By Sunil Garodia
First publised on 2023-02-01 06:16:37
Gautam Adani has suffered much in the last three or four days. From being the world's second richest person, the hammering of the shares of his group companies took him out of the top 10 after the Hindenburg research report that accused him of fraud. But things started looking positive on Tuesday, the last day of the Rs 20000cr FPO of group flagship Adani Enterprises. Although retail investors gave thumbs down to the issue by subscribing to only 10% of the offer, big-ticket investors, including mega groups from the Middle-East, kept their faith in Adani and the issue was fully subscribed. After Adani bonds also started recovering it was clear that the short-selling crisis had either been managed or blown over for now. The icing on the cake was the acquiring of the strategic Haifa port in Israel for $1.2bn on Tuesday. It showed that despite the negative reports about the group, governments and high net worth investors still had faith in Adani.

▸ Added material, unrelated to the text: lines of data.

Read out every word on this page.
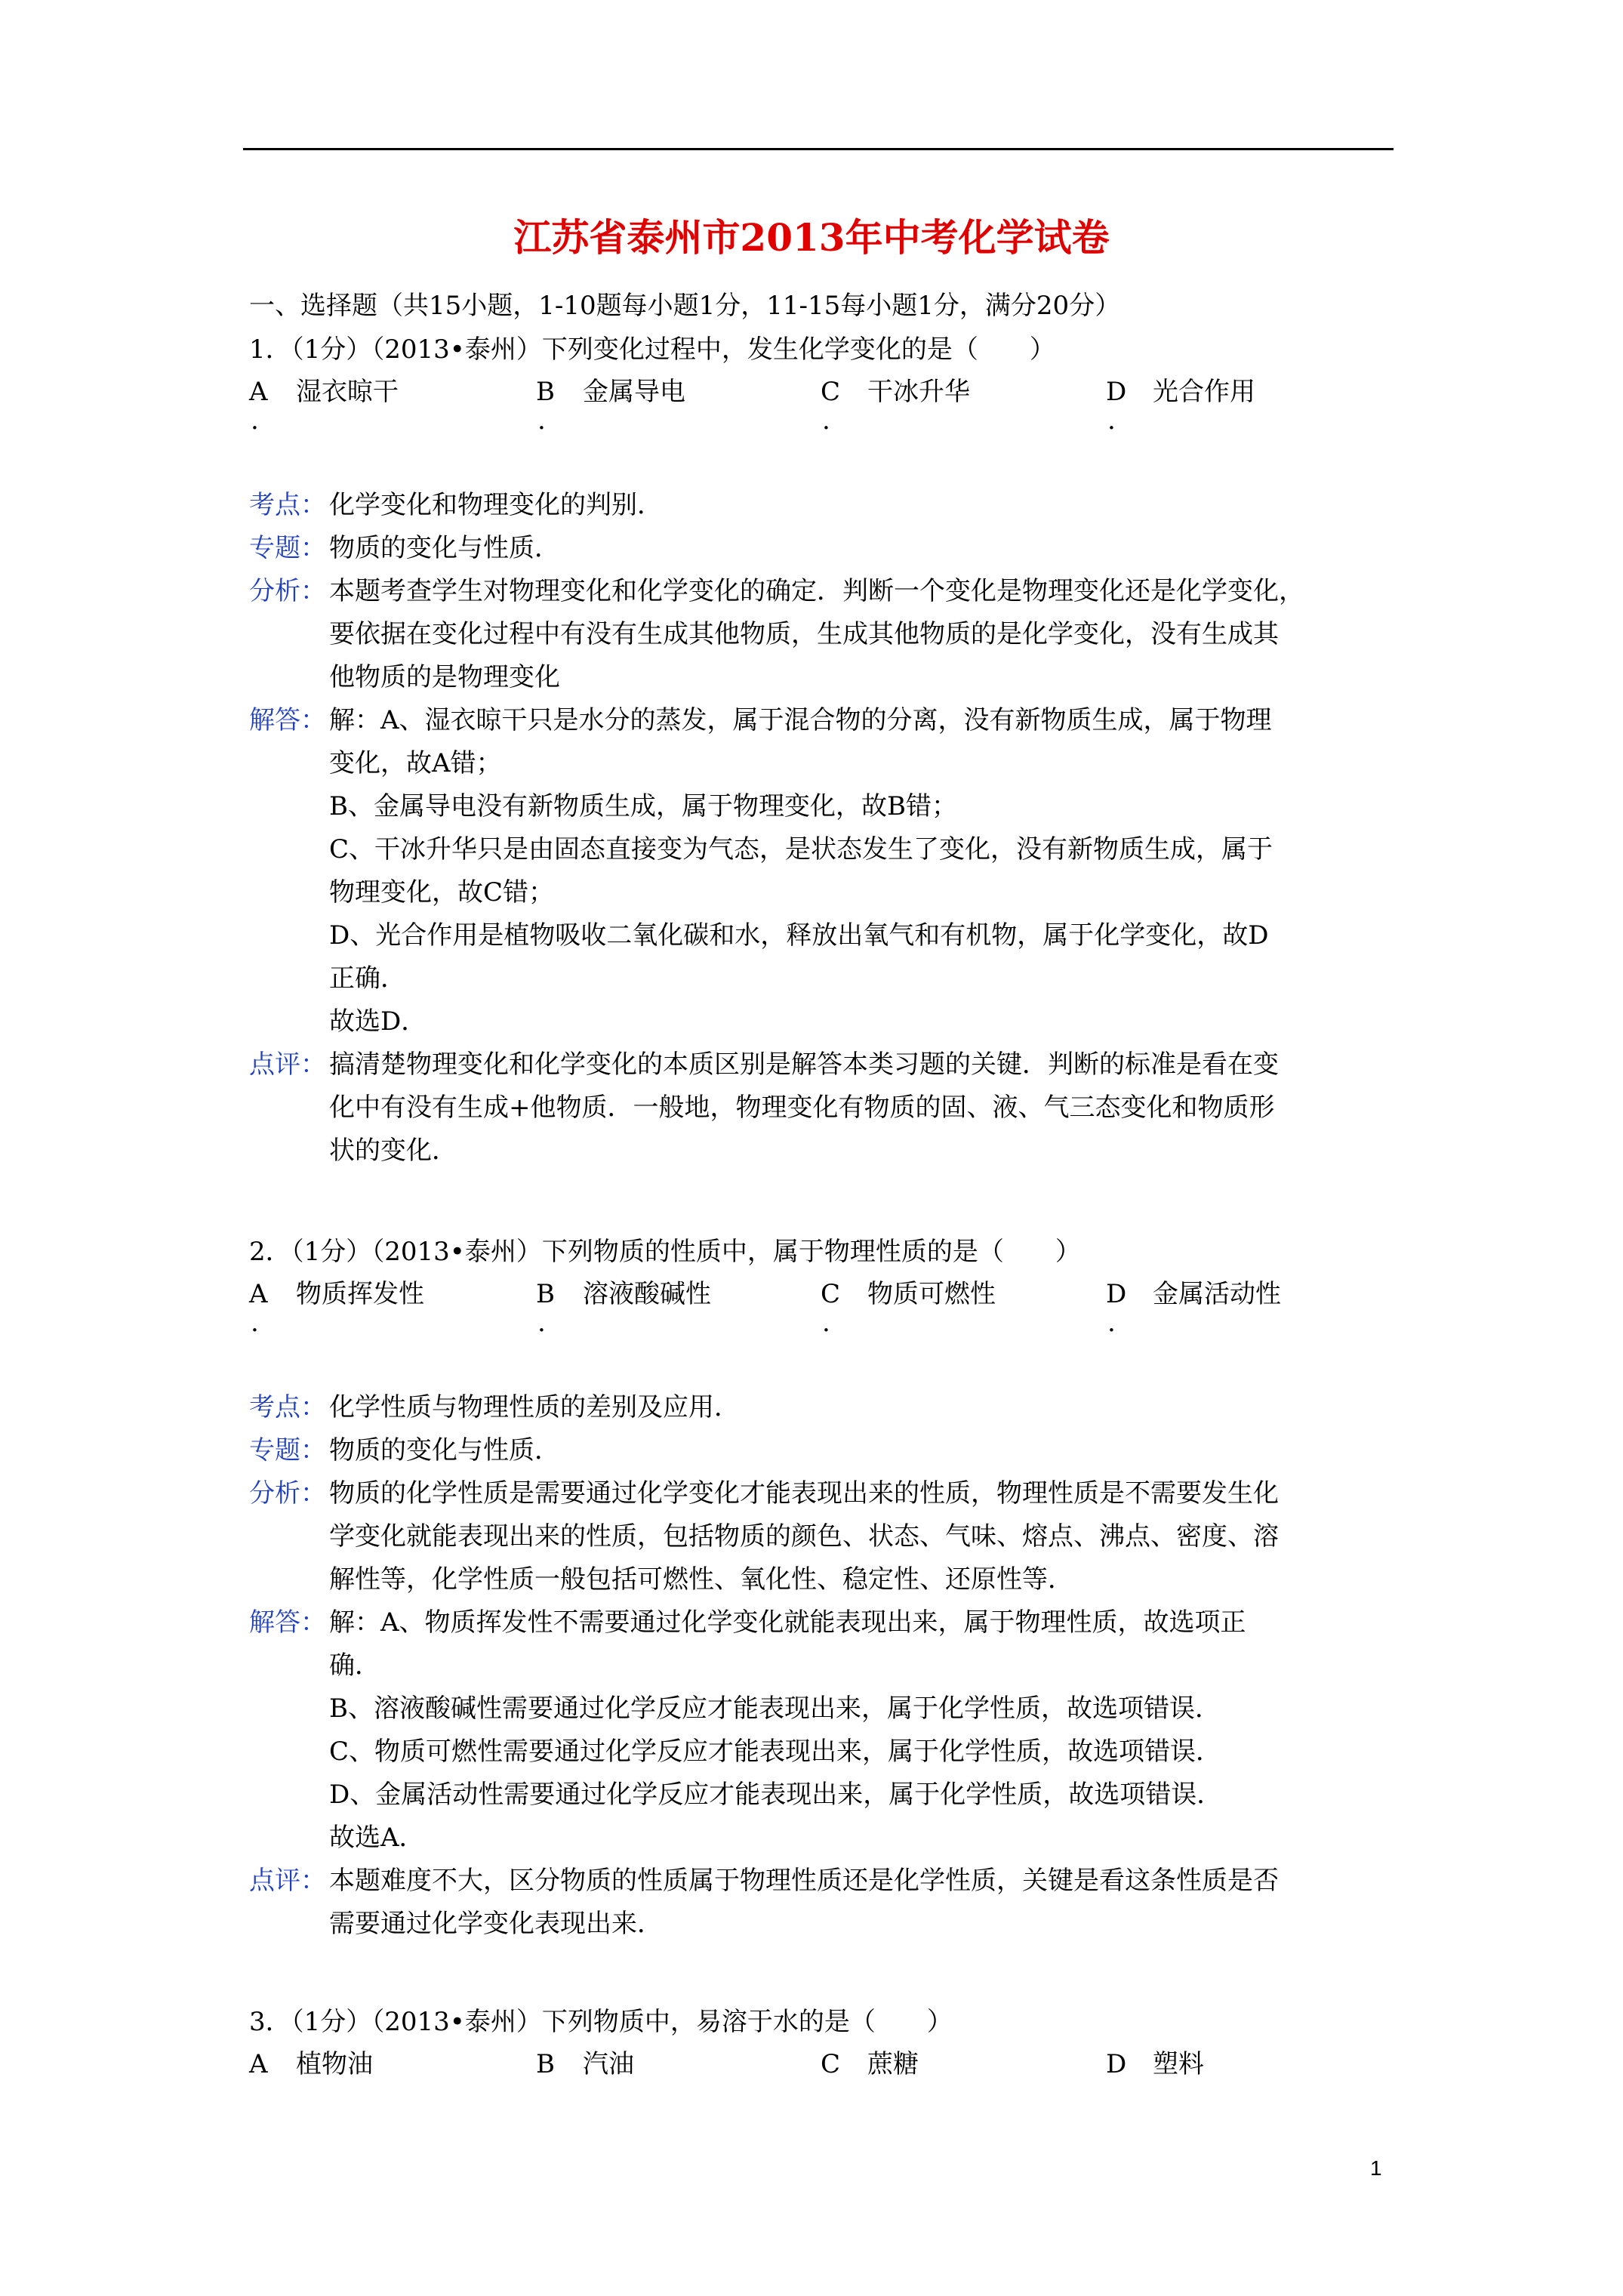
江苏省泰州市2013年中考化学试卷
一、选择题（共15小题，1-10题每小题1分，11-15每小题1分，满分20分）
1．（1分）（2013•泰州）下列变化过程中，发生化学变化的是（　　）
A 湿衣晾干
.
B 金属导电
.
C 干冰升华
.
D 光合作用
.
考点： 化学变化和物理变化的判别．

专题： 物质的变化与性质．

分析： 本题考查学生对物理变化和化学变化的确定．判断一个变化是物理变化还是化学变化，

要依据在变化过程中有没有生成其他物质，生成其他物质的是化学变化，没有生成其

他物质的是物理变化

解答： 解：A、湿衣晾干只是水分的蒸发，属于混合物的分离，没有新物质生成，属于物理

变化，故A错；

B、金属导电没有新物质生成，属于物理变化，故B错；

C、干冰升华只是由固态直接变为气态，是状态发生了变化，没有新物质生成，属于

物理变化，故C错；

D、光合作用是植物吸收二氧化碳和水，释放出氧气和有机物，属于化学变化，故D

正确．

故选D．

点评： 搞清楚物理变化和化学变化的本质区别是解答本类习题的关键．判断的标准是看在变

化中有没有生成+他物质．一般地，物理变化有物质的固、液、气三态变化和物质形

状的变化．

2．（1分）（2013•泰州）下列物质的性质中，属于物理性质的是（　　）
A 物质挥发性
.
B 溶液酸碱性
.
C 物质可燃性
.
D 金属活动性
.
考点： 化学性质与物理性质的差别及应用．

专题： 物质的变化与性质．

分析： 物质的化学性质是需要通过化学变化才能表现出来的性质，物理性质是不需要发生化

学变化就能表现出来的性质，包括物质的颜色、状态、气味、熔点、沸点、密度、溶

解性等，化学性质一般包括可燃性、氧化性、稳定性、还原性等．

解答： 解：A、物质挥发性不需要通过化学变化就能表现出来，属于物理性质，故选项正

确．

B、溶液酸碱性需要通过化学反应才能表现出来，属于化学性质，故选项错误．

C、物质可燃性需要通过化学反应才能表现出来，属于化学性质，故选项错误．

D、金属活动性需要通过化学反应才能表现出来，属于化学性质，故选项错误．

故选A．

点评： 本题难度不大，区分物质的性质属于物理性质还是化学性质，关键是看这条性质是否

需要通过化学变化表现出来．

3．（1分）（2013•泰州）下列物质中，易溶于水的是（　　）
A 植物油	B 汽油	C 蔗糖	D 塑料
1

But the hornet's nest stirred by the Hindenburg report is not going to come to rest easily. LIC has already asked the Adani group several uncomfortable questions. Sebi has also got into the act and has met ratings firms and has started asking questions about founder's leverage, maturity profile of debts and the liquidity position. The opposition parties have given notice that they will raise the issue in Parliament in the Budget session. In short, the Adani group will have to reply to queries about whether it has spread itself too thin and whether its earnings, now and in the future, are and will be enough to repay its debts while the NDA government will have to reply whether it has shown undue favours to the group. Add to that the question of alleged accounting malpractices and fudgy corporate governance and it is clear that the group has a lot of explaining to do going ahead. As the Hindenburg group rightly said, Adani's response to its report did not address the queries either in their entirety or satisfaction.
The way the Adani group has grown in the last 5-7 years and the way it has borrowed money, it was certain that these questions will be raised. Although there have been murmurs in the past that the group was overleveraged and might fail on repaying its debt, the Hindenburg report put things in black and white and the murmurs have now become pointed questions. The Adani group will have to provide proper answers, which its response to the report has failed to do. It must realize that going ahead it will be under the scanner of all global analysts and half-hearted or evasive answers will only take its stock down further.